I first used the Sears & Roebuck tiller when I moved to the Ojai Valley in 1988. My riding pal, Joyce Lathan, lent it to me so I could till up the yard at my cute little house on Riverside Road. I grew a variety of tomatoes, peppers, greens and herbs that year. Every year following that (and at all my subsequent domestiles) I hauled Joyce's rototiller over to the house in my pick-up truck and turned my soil for the coming year.
When Joyced moved out of the Ojai Valley, the rototiller became mine. Again, it chewed up virgin ground for a new garden at the trailer in the orchard on Foothill Road until BANG! The engine blew up. By then, Ralph & I were together and you know how he's loathe to let anything go to waste. "All it needs is a little Briggs & Straton engine and it will be good as new," he said.

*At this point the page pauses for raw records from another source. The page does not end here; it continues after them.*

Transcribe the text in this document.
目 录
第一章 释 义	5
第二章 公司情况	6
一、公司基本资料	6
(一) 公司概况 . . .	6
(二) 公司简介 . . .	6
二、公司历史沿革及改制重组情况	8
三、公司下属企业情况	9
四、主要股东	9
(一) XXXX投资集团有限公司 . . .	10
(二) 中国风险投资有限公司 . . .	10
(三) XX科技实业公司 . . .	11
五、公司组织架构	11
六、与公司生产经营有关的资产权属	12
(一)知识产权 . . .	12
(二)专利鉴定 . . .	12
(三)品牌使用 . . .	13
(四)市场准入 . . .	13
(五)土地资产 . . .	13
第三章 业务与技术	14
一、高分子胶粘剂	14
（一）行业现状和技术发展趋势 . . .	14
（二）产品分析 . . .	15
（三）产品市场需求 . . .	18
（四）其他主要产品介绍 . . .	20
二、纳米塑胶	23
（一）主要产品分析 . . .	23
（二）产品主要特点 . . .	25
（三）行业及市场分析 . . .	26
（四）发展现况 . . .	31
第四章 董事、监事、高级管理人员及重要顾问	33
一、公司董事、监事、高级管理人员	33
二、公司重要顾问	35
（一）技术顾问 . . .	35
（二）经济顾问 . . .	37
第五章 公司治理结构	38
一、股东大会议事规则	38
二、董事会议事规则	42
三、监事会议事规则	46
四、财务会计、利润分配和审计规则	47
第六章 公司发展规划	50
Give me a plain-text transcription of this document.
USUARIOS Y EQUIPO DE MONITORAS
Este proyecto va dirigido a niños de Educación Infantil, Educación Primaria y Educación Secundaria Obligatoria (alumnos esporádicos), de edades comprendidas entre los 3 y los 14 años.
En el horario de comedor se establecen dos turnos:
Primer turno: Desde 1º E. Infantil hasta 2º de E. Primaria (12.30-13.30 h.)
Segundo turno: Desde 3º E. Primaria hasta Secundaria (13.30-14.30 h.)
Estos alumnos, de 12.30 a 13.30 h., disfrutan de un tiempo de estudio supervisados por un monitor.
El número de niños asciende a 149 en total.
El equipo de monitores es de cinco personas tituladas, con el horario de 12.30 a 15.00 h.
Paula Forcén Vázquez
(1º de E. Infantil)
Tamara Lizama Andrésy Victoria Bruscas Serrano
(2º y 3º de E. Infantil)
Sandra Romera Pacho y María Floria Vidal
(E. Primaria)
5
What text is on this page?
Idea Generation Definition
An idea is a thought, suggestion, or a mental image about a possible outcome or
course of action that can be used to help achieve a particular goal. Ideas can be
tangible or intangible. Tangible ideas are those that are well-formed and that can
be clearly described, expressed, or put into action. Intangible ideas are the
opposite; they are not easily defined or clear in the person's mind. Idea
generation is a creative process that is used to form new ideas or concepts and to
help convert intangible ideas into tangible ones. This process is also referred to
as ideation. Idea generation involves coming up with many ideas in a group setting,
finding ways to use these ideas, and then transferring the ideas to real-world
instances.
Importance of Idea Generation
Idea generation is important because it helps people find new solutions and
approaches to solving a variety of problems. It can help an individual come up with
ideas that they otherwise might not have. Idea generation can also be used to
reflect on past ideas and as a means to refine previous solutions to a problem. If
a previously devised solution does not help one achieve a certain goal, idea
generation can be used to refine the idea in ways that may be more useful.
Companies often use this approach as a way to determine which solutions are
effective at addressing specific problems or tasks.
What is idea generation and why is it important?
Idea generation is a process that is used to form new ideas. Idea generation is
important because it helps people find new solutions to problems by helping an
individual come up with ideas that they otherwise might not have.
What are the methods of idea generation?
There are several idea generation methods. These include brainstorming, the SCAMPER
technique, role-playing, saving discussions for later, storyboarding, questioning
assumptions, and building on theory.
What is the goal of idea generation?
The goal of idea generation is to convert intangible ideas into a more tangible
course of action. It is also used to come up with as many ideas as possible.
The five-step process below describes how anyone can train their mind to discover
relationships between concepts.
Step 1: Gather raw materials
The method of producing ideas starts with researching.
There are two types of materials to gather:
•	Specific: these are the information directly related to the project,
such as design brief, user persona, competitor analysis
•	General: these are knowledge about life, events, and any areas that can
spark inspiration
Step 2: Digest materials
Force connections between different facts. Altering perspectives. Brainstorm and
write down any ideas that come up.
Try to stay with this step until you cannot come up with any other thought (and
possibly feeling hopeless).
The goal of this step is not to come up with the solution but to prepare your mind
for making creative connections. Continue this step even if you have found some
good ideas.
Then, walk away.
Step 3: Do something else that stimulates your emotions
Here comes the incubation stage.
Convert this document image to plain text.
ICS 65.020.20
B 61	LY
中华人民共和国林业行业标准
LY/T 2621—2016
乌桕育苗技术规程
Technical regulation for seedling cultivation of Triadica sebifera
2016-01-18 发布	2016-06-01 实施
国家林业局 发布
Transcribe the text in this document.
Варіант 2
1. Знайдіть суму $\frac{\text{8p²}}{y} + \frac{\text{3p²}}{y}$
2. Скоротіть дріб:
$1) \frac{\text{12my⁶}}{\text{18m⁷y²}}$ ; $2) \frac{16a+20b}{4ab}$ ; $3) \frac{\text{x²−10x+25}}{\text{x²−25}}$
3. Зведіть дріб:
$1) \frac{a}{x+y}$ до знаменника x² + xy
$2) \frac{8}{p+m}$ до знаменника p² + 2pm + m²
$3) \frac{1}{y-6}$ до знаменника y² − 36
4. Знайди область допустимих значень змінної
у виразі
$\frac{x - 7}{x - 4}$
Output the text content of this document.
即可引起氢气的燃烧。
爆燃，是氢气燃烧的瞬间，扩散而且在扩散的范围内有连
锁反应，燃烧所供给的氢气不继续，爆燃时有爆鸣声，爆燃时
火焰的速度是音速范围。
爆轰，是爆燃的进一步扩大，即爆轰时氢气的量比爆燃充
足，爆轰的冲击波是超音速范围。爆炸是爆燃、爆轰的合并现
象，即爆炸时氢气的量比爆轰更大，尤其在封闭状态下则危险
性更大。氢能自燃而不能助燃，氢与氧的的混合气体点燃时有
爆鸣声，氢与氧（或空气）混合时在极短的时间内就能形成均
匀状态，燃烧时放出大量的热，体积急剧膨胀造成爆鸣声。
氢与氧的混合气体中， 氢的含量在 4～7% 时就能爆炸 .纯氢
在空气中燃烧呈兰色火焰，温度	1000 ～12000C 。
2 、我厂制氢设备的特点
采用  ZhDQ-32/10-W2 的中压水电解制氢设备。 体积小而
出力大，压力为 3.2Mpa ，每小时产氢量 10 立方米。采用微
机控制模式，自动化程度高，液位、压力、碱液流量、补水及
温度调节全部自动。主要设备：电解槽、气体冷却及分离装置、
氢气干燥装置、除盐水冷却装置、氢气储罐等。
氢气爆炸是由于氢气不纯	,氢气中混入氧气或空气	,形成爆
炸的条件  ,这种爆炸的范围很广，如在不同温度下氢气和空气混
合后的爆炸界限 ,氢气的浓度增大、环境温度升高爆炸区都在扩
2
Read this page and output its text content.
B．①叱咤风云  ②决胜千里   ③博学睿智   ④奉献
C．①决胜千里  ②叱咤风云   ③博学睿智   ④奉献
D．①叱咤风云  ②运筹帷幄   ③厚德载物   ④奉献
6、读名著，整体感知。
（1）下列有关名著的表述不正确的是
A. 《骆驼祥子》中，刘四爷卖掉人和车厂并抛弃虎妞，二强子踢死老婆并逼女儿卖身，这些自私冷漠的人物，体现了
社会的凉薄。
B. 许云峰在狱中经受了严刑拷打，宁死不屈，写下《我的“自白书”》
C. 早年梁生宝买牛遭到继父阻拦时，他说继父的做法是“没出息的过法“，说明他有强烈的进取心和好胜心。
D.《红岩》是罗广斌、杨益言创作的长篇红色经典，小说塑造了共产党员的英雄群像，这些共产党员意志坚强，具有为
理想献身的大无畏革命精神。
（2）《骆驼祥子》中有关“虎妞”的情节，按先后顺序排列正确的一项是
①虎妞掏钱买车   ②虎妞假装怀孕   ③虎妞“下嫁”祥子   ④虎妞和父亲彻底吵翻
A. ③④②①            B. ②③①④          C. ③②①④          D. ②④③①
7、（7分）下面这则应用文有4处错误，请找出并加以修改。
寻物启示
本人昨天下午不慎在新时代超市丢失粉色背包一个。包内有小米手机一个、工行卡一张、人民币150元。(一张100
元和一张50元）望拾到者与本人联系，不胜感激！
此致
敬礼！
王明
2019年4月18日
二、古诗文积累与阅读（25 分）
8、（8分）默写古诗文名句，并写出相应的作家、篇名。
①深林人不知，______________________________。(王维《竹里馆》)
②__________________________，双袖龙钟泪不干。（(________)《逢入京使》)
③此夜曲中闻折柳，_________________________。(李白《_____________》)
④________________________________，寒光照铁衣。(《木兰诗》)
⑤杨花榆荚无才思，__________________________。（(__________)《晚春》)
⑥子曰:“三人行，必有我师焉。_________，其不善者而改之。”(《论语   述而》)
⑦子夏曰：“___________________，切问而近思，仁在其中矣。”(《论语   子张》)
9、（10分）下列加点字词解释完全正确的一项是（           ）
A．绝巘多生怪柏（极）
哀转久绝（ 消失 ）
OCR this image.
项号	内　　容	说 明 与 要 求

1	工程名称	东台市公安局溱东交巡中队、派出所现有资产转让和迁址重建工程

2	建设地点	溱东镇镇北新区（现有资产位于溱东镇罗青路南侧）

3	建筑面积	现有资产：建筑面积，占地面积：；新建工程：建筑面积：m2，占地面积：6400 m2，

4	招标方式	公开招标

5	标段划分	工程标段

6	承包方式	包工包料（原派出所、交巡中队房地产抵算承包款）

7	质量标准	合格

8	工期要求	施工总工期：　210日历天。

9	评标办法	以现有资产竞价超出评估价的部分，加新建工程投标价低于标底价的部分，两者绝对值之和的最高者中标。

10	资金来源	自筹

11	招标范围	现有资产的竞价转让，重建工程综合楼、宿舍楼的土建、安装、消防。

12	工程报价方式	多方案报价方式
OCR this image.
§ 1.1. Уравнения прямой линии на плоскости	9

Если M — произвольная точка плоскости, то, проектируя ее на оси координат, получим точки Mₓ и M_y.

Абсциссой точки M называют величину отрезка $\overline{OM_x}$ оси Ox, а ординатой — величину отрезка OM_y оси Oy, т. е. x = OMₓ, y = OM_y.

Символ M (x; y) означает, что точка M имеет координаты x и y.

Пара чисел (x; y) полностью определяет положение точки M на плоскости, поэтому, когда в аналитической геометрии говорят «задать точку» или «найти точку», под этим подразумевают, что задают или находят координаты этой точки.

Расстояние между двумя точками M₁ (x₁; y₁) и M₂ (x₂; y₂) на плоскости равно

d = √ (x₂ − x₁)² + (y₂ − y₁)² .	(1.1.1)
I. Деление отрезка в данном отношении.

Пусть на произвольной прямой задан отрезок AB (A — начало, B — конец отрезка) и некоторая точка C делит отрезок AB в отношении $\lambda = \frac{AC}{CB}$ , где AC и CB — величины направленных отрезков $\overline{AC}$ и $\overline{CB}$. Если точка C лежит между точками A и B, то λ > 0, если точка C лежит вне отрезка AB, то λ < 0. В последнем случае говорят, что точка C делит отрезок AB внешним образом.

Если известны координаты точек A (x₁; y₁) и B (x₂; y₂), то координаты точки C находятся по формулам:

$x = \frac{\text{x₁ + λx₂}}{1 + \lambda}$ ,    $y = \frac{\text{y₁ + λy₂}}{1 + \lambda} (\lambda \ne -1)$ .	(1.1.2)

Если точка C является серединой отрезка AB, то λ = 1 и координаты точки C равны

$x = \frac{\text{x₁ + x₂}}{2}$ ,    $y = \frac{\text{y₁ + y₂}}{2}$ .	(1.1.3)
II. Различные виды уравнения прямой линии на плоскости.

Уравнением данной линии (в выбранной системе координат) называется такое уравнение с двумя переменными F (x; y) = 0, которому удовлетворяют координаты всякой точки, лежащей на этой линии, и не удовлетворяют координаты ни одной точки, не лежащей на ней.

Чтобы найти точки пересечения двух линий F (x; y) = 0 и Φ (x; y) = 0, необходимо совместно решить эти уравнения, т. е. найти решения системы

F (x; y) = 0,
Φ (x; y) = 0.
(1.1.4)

That evening, the local newspaper advertised that the city was having an auction of all it's old equipment. "I bet there's going to be lots of engines there," said Ralph and we were at the city garage at the appointed auction time later that week.
Sure enough, there sat two landscaping edgers, their blades chewed beyond repair. "Those are the exact same engine that was on the rototiller," pointed out Ralph. Withour bidder number in hand, we were the only people to want the edgers. The city sold them both to us for $5. Back to the orchard we went where Ralph promptly dismantled the equipment, saving only the useful parts. By the next day, the tines on the tiller were again turning.
That's been over ten years ago. The same engine is still on the tiller and it's broken ground for four new gardens here at the farm and continued to power through the soil year after year. And there's still a spare engine tucked away in the barn for the day that this engine gives out.